Chi fa scouting sui mercati internazionali, alla ricerca di marchi da proporre ai consumatori, deve tenere gli occhi ben aperti sui nuovi fenomeni e sui nuovi trend. Uno dei fenomeni ai quali ora guarda con attenzione Beauty and Luxury è quello dei brand indie in arrivo soprattutto dagli Usa, che stanno rivoluzionando il settore beauty. La società milanese è stata fondata da Corrado Brondi nel 2013, ricomprando un ramo di un’azienda da lui stesso creata anni prima e specializzata nella distribuzione esclusiva di marchi di profumeria (core business), skincare e haircare, dalle fragranze Montblanc, Jimmy Choo, Coach ai prodotti Elizabeth Arden . Le “prede” americane sono brand non appartenenti ai colossi della cosmetica, nati nell’era digitale e cresciuti grazie ai social network, amati e seguiti dalle nuove generazioni. «Una delle strade di sviluppo che stiamo percorrendo – spiega Brondi – è la scelta di marchi indie emergenti da portare sul mercato italiano, e non solo. Avendo ormai anche una divisione estero, possiamo pensare a strategie ad ampio raggio. Vogliamo essere un talent scout anche per questi brand che stanno rivoluzionando il settore».

Nuovi prodotti e nuovi mercati sono destinati a spingere Beauty and Luxury, che nei primi cinque anni di vita si è focalizzata sul mercato italiano con l’obiettivo di diventare uno dei distributori indipendenti leader, e dal 2018 ha avviato gli investimenti sullo sviluppo oltreconfine. La creazione di una divisione estero con un team dedicato si lega alle precedenti esperienze imprenditoriali di Brondi, che lo hanno portato a rappresentare una marca su scala globale. «Siamo partiti firmando un contratto con la storica Paglieri di Alessandria per distribuire fuori dall’Italia i marchi della loro società Selectiva, come Aquolina e PinkSugar. Ora guardiamo all’espansione internazionale di altri brand considerato che molti, partendo dagli Stati Uniti o dalla Cina, non hanno la capacità per sbarcare da soli in Europa. Noi possiamo aiutarli, anche perché vogliamo continuare a crescere a doppia cifra».

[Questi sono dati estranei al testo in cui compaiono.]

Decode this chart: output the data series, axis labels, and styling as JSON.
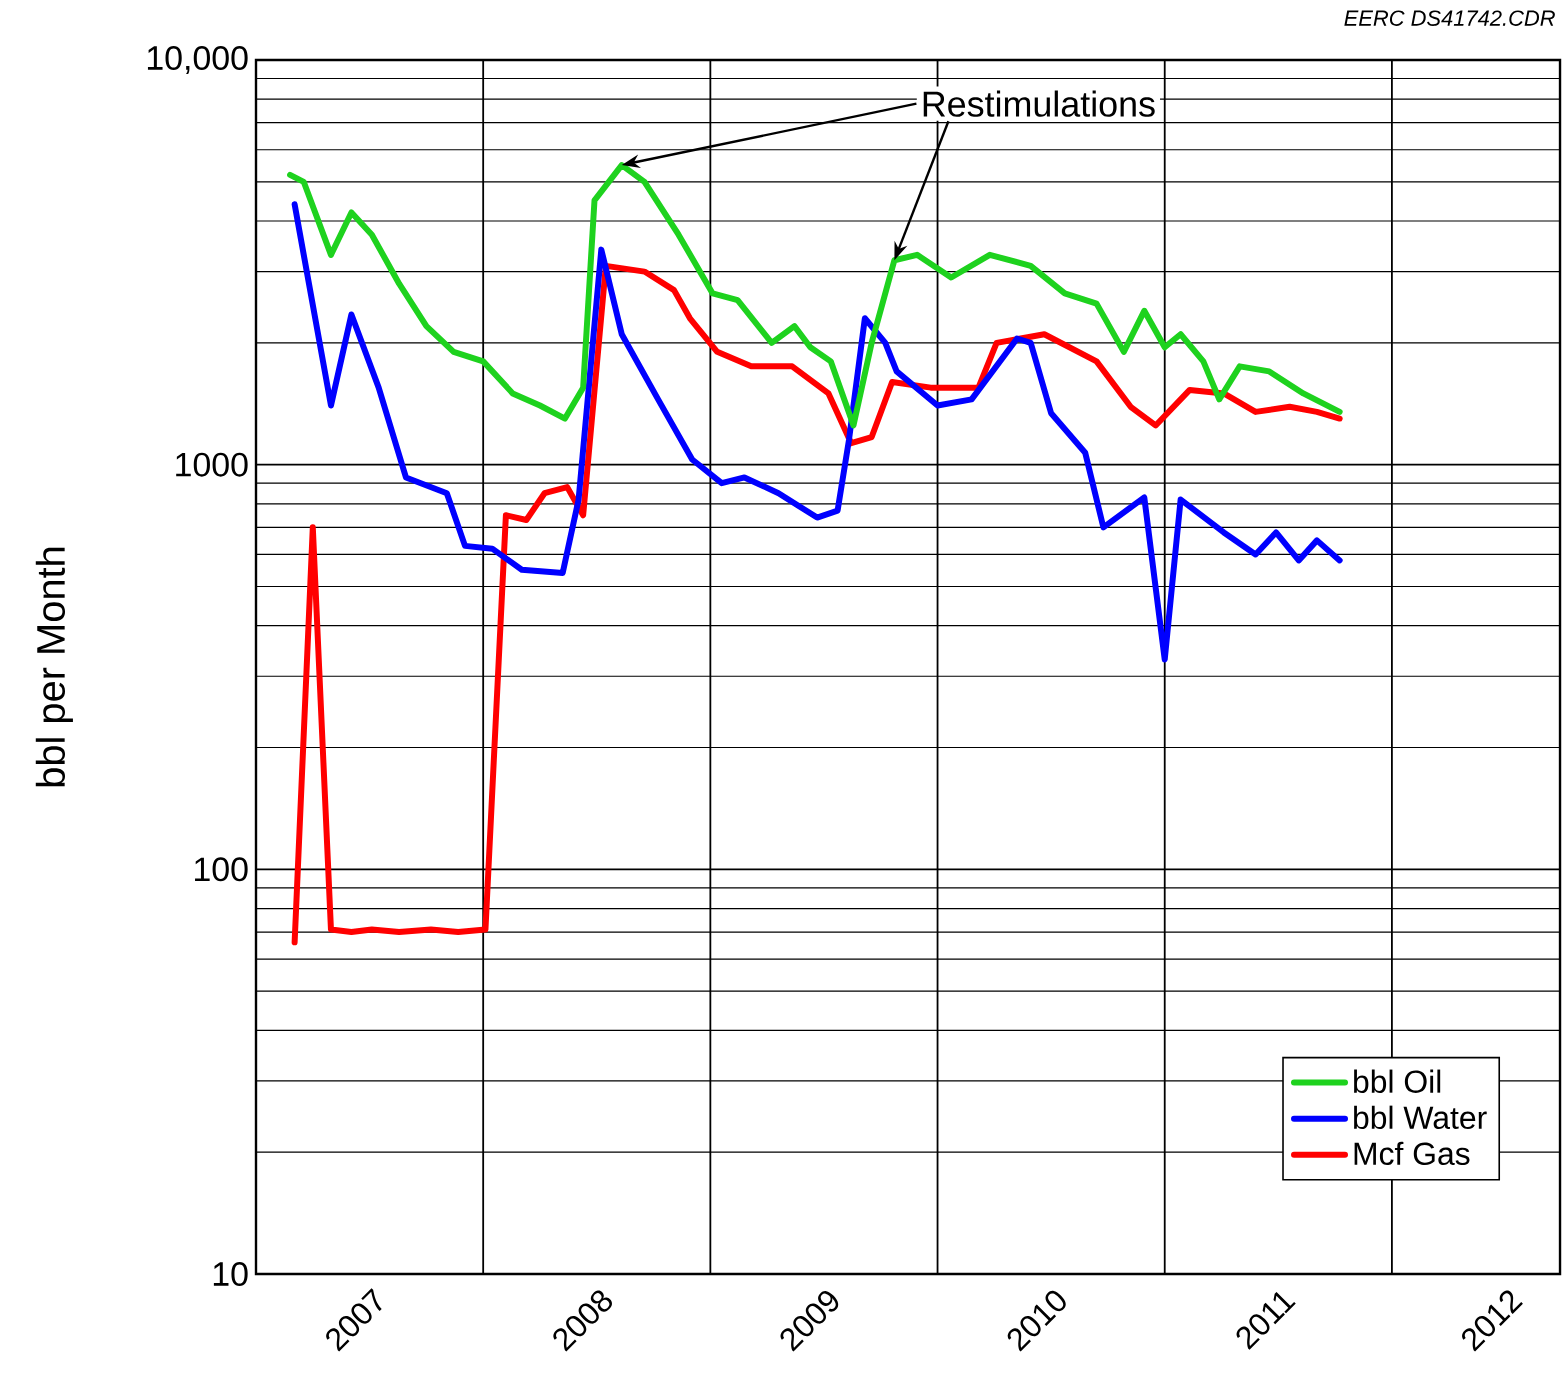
{
  "chart_data": {
    "type": "line",
    "ylabel": "bbl per Month",
    "log": true,
    "grid": true,
    "legend": "bottom right",
    "marker": "none",
    "line_style": "solid",
    "xlim": [
      2007,
      2012.74
    ],
    "xticks": [
      {
        "value": 2007,
        "label": null
      },
      {
        "value": 2008,
        "label": null
      },
      {
        "value": 2009,
        "label": null
      },
      {
        "value": 2010,
        "label": null
      },
      {
        "value": 2011,
        "label": null
      },
      {
        "value": 2012,
        "label": null
      },
      {
        "value": 2007.5,
        "label": "2007"
      },
      {
        "value": 2008.5,
        "label": "2008"
      },
      {
        "value": 2009.5,
        "label": "2009"
      },
      {
        "value": 2010.5,
        "label": "2010"
      },
      {
        "value": 2011.5,
        "label": "2011"
      },
      {
        "value": 2012.5,
        "label": "2012"
      }
    ],
    "ylim": [
      10,
      10000
    ],
    "yticks": [
      10,
      100,
      1000,
      {
        "value": 10000,
        "label": "10,000"
      }
    ],
    "annotations": [
      {
        "text": "Restimulations",
        "x": 2008.61,
        "y": 5500
      },
      "EERC DS41742.CDR"
    ],
    "series": [
      {
        "name": "bbl Oil",
        "color": "#1ed21e",
        "x": [
          2007.15,
          2007.21,
          2007.33,
          2007.42,
          2007.51,
          2007.63,
          2007.75,
          2007.87,
          2008.0,
          2008.13,
          2008.25,
          2008.36,
          2008.44,
          2008.49,
          2008.61,
          2008.71,
          2008.86,
          2009.01,
          2009.12,
          2009.27,
          2009.37,
          2009.44,
          2009.53,
          2009.63,
          2009.71,
          2009.81,
          2009.91,
          2010.06,
          2010.23,
          2010.41,
          2010.56,
          2010.7,
          2010.82,
          2010.91,
          2011.0,
          2011.07,
          2011.17,
          2011.24,
          2011.33,
          2011.46,
          2011.61,
          2011.77
        ],
        "values": [
          5200,
          5000,
          3300,
          4200,
          3700,
          2800,
          2200,
          1900,
          1800,
          1500,
          1400,
          1300,
          1550,
          4500,
          5500,
          5000,
          3700,
          2650,
          2550,
          2000,
          2200,
          1950,
          1800,
          1250,
          2000,
          3200,
          3300,
          2900,
          3300,
          3100,
          2650,
          2500,
          1900,
          2400,
          1950,
          2100,
          1800,
          1450,
          1750,
          1700,
          1500,
          1350
        ]
      },
      {
        "name": "bbl Water",
        "color": "#0000ff",
        "x": [
          2007.17,
          2007.33,
          2007.42,
          2007.54,
          2007.66,
          2007.84,
          2007.92,
          2008.04,
          2008.17,
          2008.35,
          2008.42,
          2008.52,
          2008.61,
          2008.77,
          2008.92,
          2009.05,
          2009.15,
          2009.3,
          2009.47,
          2009.56,
          2009.61,
          2009.68,
          2009.77,
          2009.82,
          2010.0,
          2010.15,
          2010.35,
          2010.41,
          2010.5,
          2010.65,
          2010.73,
          2010.91,
          2011.0,
          2011.07,
          2011.26,
          2011.4,
          2011.49,
          2011.59,
          2011.67,
          2011.77
        ],
        "values": [
          4400,
          1400,
          2350,
          1550,
          930,
          850,
          630,
          620,
          550,
          540,
          820,
          3400,
          2100,
          1450,
          1030,
          900,
          930,
          850,
          740,
          770,
          1150,
          2300,
          2000,
          1700,
          1400,
          1450,
          2050,
          2000,
          1340,
          1070,
          700,
          830,
          330,
          820,
          680,
          600,
          680,
          580,
          650,
          580
        ]
      },
      {
        "name": "Mcf Gas",
        "color": "#ff0000",
        "x": [
          2007.17,
          2007.25,
          2007.33,
          2007.42,
          2007.51,
          2007.63,
          2007.77,
          2007.89,
          2008.01,
          2008.1,
          2008.19,
          2008.27,
          2008.37,
          2008.44,
          2008.54,
          2008.71,
          2008.84,
          2008.91,
          2009.03,
          2009.18,
          2009.36,
          2009.52,
          2009.62,
          2009.71,
          2009.8,
          2009.97,
          2010.18,
          2010.26,
          2010.47,
          2010.7,
          2010.85,
          2010.96,
          2011.11,
          2011.26,
          2011.4,
          2011.55,
          2011.67,
          2011.77
        ],
        "values": [
          66,
          700,
          71,
          70,
          71,
          70,
          71,
          70,
          71,
          750,
          730,
          850,
          880,
          750,
          3100,
          3000,
          2700,
          2300,
          1900,
          1750,
          1750,
          1500,
          1130,
          1170,
          1600,
          1550,
          1550,
          2000,
          2100,
          1800,
          1390,
          1250,
          1530,
          1500,
          1350,
          1390,
          1350,
          1300
        ]
      }
    ]
  }
}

Nel 2018 Beauty and Luxury, che impiega 70 persone e fa capo a un gruppo di soci che ha Brondi come azionista di riferimento, ha visto crescere il fatturato dei brand distribuiti a 45,3 milioni di euro (erano 40 nel 2017), anche se il bilancio societario indica 24,6 milioni. «Questo perché abbiamo innovato nei contratti, costruendo formule su misura dei partner e dei brand che rappresentiamo – spiega Brondi –, ad esempio portando su scala nazionale e internazionale i contratti di agenzia che di solito si utilizzano a livello regionale, e dunque fatturando solo le provvigioni. Questa logica tailor made ci ha permesso di sviluppare partnership importanti».

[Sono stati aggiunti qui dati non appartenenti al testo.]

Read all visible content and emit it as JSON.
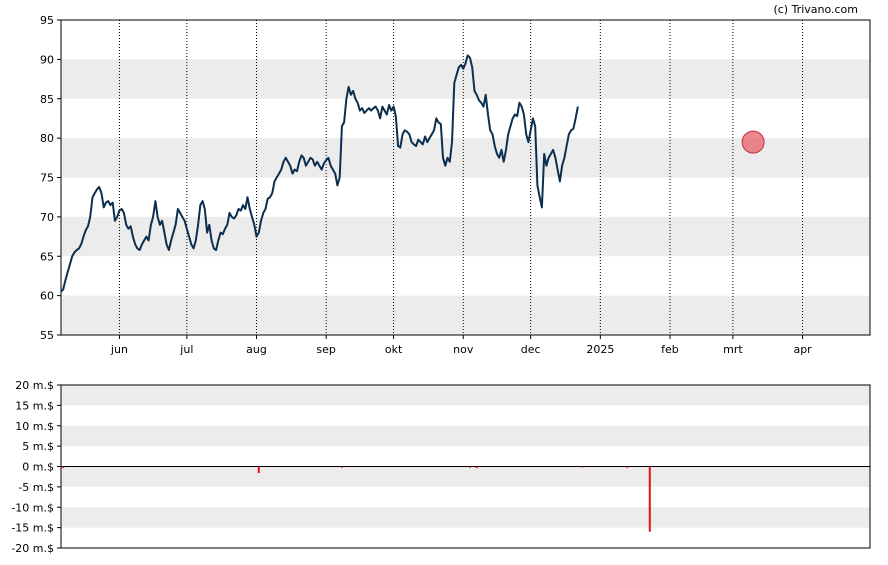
{
  "credit": "(c) Trivano.com",
  "colors": {
    "band": "#ececec",
    "price_line": "#0d2f4f",
    "marker_fill": "#e8606a",
    "marker_stroke": "#c0303a",
    "volume_bar": "#e0101a",
    "axis": "#000000"
  },
  "chart_data": [
    {
      "type": "line",
      "title": "",
      "xlabel": "",
      "ylabel": "",
      "ylim": [
        55,
        95
      ],
      "y_ticks": [
        "95",
        "90",
        "85",
        "80",
        "75",
        "70",
        "65",
        "60",
        "55"
      ],
      "x_ticks": [
        {
          "label": "jun",
          "day": 56
        },
        {
          "label": "jul",
          "day": 86
        },
        {
          "label": "aug",
          "day": 117
        },
        {
          "label": "sep",
          "day": 148
        },
        {
          "label": "okt",
          "day": 178
        },
        {
          "label": "nov",
          "day": 209
        },
        {
          "label": "dec",
          "day": 239
        },
        {
          "label": "2025",
          "day": 270
        },
        {
          "label": "feb",
          "day": 301
        },
        {
          "label": "mrt",
          "day": 329
        },
        {
          "label": "apr",
          "day": 360
        }
      ],
      "x_range_days": [
        30,
        390
      ],
      "grid": "vertical dotted lines at month ticks, alternating horizontal bands",
      "marker": {
        "day": 338,
        "value": 79.5
      },
      "series": [
        {
          "points": [
            [
              30,
              60.5
            ],
            [
              31,
              60.8
            ],
            [
              32,
              62
            ],
            [
              33,
              63
            ],
            [
              34,
              64
            ],
            [
              35,
              65
            ],
            [
              36,
              65.5
            ],
            [
              37,
              65.8
            ],
            [
              38,
              66
            ],
            [
              39,
              66.5
            ],
            [
              40,
              67.5
            ],
            [
              41,
              68.3
            ],
            [
              42,
              68.8
            ],
            [
              43,
              70
            ],
            [
              44,
              72.5
            ],
            [
              45,
              73
            ],
            [
              46,
              73.5
            ],
            [
              47,
              73.8
            ],
            [
              48,
              73
            ],
            [
              49,
              71.2
            ],
            [
              50,
              71.8
            ],
            [
              51,
              72
            ],
            [
              52,
              71.5
            ],
            [
              53,
              71.8
            ],
            [
              54,
              69.5
            ],
            [
              55,
              70
            ],
            [
              56,
              70.8
            ],
            [
              57,
              71
            ],
            [
              58,
              70.5
            ],
            [
              59,
              69
            ],
            [
              60,
              68.5
            ],
            [
              61,
              68.8
            ],
            [
              62,
              67.5
            ],
            [
              63,
              66.5
            ],
            [
              64,
              66
            ],
            [
              65,
              65.8
            ],
            [
              66,
              66.5
            ],
            [
              67,
              67
            ],
            [
              68,
              67.5
            ],
            [
              69,
              67
            ],
            [
              70,
              69
            ],
            [
              71,
              70
            ],
            [
              72,
              72
            ],
            [
              73,
              70
            ],
            [
              74,
              69
            ],
            [
              75,
              69.5
            ],
            [
              76,
              68
            ],
            [
              77,
              66.5
            ],
            [
              78,
              65.8
            ],
            [
              79,
              67
            ],
            [
              80,
              68
            ],
            [
              81,
              69
            ],
            [
              82,
              71
            ],
            [
              83,
              70.5
            ],
            [
              84,
              70
            ],
            [
              85,
              69.5
            ],
            [
              86,
              68.5
            ],
            [
              87,
              67.5
            ],
            [
              88,
              66.5
            ],
            [
              89,
              66
            ],
            [
              90,
              67
            ],
            [
              91,
              69
            ],
            [
              92,
              71.5
            ],
            [
              93,
              72
            ],
            [
              94,
              71
            ],
            [
              95,
              68
            ],
            [
              96,
              69
            ],
            [
              97,
              67
            ],
            [
              98,
              66
            ],
            [
              99,
              65.8
            ],
            [
              100,
              67
            ],
            [
              101,
              68
            ],
            [
              102,
              67.8
            ],
            [
              103,
              68.5
            ],
            [
              104,
              69
            ],
            [
              105,
              70.5
            ],
            [
              106,
              70
            ],
            [
              107,
              69.8
            ],
            [
              108,
              70.2
            ],
            [
              109,
              71
            ],
            [
              110,
              70.8
            ],
            [
              111,
              71.5
            ],
            [
              112,
              71
            ],
            [
              113,
              72.5
            ],
            [
              114,
              71
            ],
            [
              115,
              70
            ],
            [
              116,
              69
            ],
            [
              117,
              67.5
            ],
            [
              118,
              68
            ],
            [
              119,
              69.5
            ],
            [
              120,
              70.5
            ],
            [
              121,
              71
            ],
            [
              122,
              72.3
            ],
            [
              123,
              72.5
            ],
            [
              124,
              73
            ],
            [
              125,
              74.5
            ],
            [
              126,
              75
            ],
            [
              127,
              75.5
            ],
            [
              128,
              76
            ],
            [
              129,
              77
            ],
            [
              130,
              77.5
            ],
            [
              131,
              77
            ],
            [
              132,
              76.5
            ],
            [
              133,
              75.5
            ],
            [
              134,
              76
            ],
            [
              135,
              75.8
            ],
            [
              136,
              77
            ],
            [
              137,
              77.8
            ],
            [
              138,
              77.5
            ],
            [
              139,
              76.5
            ],
            [
              140,
              77
            ],
            [
              141,
              77.5
            ],
            [
              142,
              77.3
            ],
            [
              143,
              76.5
            ],
            [
              144,
              77
            ],
            [
              145,
              76.5
            ],
            [
              146,
              76
            ],
            [
              147,
              76.8
            ],
            [
              148,
              77.2
            ],
            [
              149,
              77.5
            ],
            [
              150,
              76.5
            ],
            [
              151,
              76
            ],
            [
              152,
              75.5
            ],
            [
              153,
              74
            ],
            [
              154,
              75
            ],
            [
              155,
              81.5
            ],
            [
              156,
              82
            ],
            [
              157,
              85
            ],
            [
              158,
              86.5
            ],
            [
              159,
              85.5
            ],
            [
              160,
              86
            ],
            [
              161,
              85
            ],
            [
              162,
              84.5
            ],
            [
              163,
              83.5
            ],
            [
              164,
              83.8
            ],
            [
              165,
              83.2
            ],
            [
              166,
              83.5
            ],
            [
              167,
              83.8
            ],
            [
              168,
              83.5
            ],
            [
              169,
              83.8
            ],
            [
              170,
              84
            ],
            [
              171,
              83.5
            ],
            [
              172,
              82.5
            ],
            [
              173,
              84
            ],
            [
              174,
              83.5
            ],
            [
              175,
              83
            ],
            [
              176,
              84.2
            ],
            [
              177,
              83.5
            ],
            [
              178,
              84
            ],
            [
              179,
              82.8
            ],
            [
              180,
              79
            ],
            [
              181,
              78.8
            ],
            [
              182,
              80.5
            ],
            [
              183,
              81
            ],
            [
              184,
              80.8
            ],
            [
              185,
              80.5
            ],
            [
              186,
              79.5
            ],
            [
              187,
              79.2
            ],
            [
              188,
              79
            ],
            [
              189,
              79.8
            ],
            [
              190,
              79.5
            ],
            [
              191,
              79.2
            ],
            [
              192,
              80.2
            ],
            [
              193,
              79.5
            ],
            [
              194,
              80
            ],
            [
              195,
              80.5
            ],
            [
              196,
              81
            ],
            [
              197,
              82.5
            ],
            [
              198,
              82
            ],
            [
              199,
              81.8
            ],
            [
              200,
              77.5
            ],
            [
              201,
              76.5
            ],
            [
              202,
              77.5
            ],
            [
              203,
              77
            ],
            [
              204,
              79.5
            ],
            [
              205,
              87
            ],
            [
              206,
              88
            ],
            [
              207,
              89
            ],
            [
              208,
              89.3
            ],
            [
              209,
              88.8
            ],
            [
              210,
              89.5
            ],
            [
              211,
              90.5
            ],
            [
              212,
              90.2
            ],
            [
              213,
              89
            ],
            [
              214,
              86
            ],
            [
              215,
              85.5
            ],
            [
              216,
              84.8
            ],
            [
              217,
              84.5
            ],
            [
              218,
              84
            ],
            [
              219,
              85.5
            ],
            [
              220,
              83
            ],
            [
              221,
              81
            ],
            [
              222,
              80.5
            ],
            [
              223,
              79
            ],
            [
              224,
              78
            ],
            [
              225,
              77.5
            ],
            [
              226,
              78.5
            ],
            [
              227,
              77
            ],
            [
              228,
              78.5
            ],
            [
              229,
              80.5
            ],
            [
              230,
              81.5
            ],
            [
              231,
              82.5
            ],
            [
              232,
              83
            ],
            [
              233,
              82.8
            ],
            [
              234,
              84.5
            ],
            [
              235,
              84
            ],
            [
              236,
              83
            ],
            [
              237,
              80.5
            ],
            [
              238,
              79.5
            ],
            [
              239,
              81
            ],
            [
              240,
              82.5
            ],
            [
              241,
              81.5
            ],
            [
              242,
              74
            ],
            [
              243,
              72.5
            ],
            [
              244,
              71.2
            ],
            [
              245,
              78
            ],
            [
              246,
              76.5
            ],
            [
              247,
              77.5
            ],
            [
              248,
              78
            ],
            [
              249,
              78.5
            ],
            [
              250,
              77.5
            ],
            [
              251,
              76
            ],
            [
              252,
              74.5
            ],
            [
              253,
              76.5
            ],
            [
              254,
              77.5
            ],
            [
              255,
              79
            ],
            [
              256,
              80.5
            ],
            [
              257,
              81
            ],
            [
              258,
              81.2
            ],
            [
              259,
              82.5
            ],
            [
              260,
              84
            ]
          ]
        }
      ]
    },
    {
      "type": "bar",
      "title": "",
      "xlabel": "",
      "ylabel": "",
      "ylim": [
        -20,
        20
      ],
      "y_ticks": [
        "20 m.$",
        "15 m.$",
        "10 m.$",
        "5 m.$",
        "0 m.$",
        "-5 m.$",
        "-10 m.$",
        "-15 m.$",
        "-20 m.$"
      ],
      "bars": [
        {
          "day": 31,
          "value": -0.4
        },
        {
          "day": 118,
          "value": -1.6
        },
        {
          "day": 155,
          "value": -0.3
        },
        {
          "day": 212,
          "value": -0.3
        },
        {
          "day": 215,
          "value": -0.4
        },
        {
          "day": 262,
          "value": -0.2
        },
        {
          "day": 282,
          "value": -0.3
        },
        {
          "day": 292,
          "value": -16
        }
      ]
    }
  ]
}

Il 2019 sarà un anno di consolidamento (l’azienda non ha più la distribuzione del profumo Burberry, passata a Coty, che ha acquisito la licenza), ma l’obiettivo è riprendere subito la marcia sostenuta. Magari pensando pure a un marchio proprio? «Vedremo – risponde Brondi – prendo in considerazione anche progetti che vanno al di là della distribuzione».

Oggi il portafoglio di Beauty and Luxury è formato da due divisioni: Selective comprende Elizabeth Arden, Montblanc, Jimmy Choo, Coach, Abercrombie & Fitch, Chopard, Van Cleef & Arpels, Lanvin, Hollister, Desigual, Grown Alchemist, Pepe jeans, Institut Karité, Guess, John Frieda, Rexaline. La seconda divisione, Alta profumeria, comprende Clive Christian, Bond n.9, Vilhem Parfumerie, Min New York, Moresque, The Harmonist, deCure, Roos&Roos, Chopard Collection.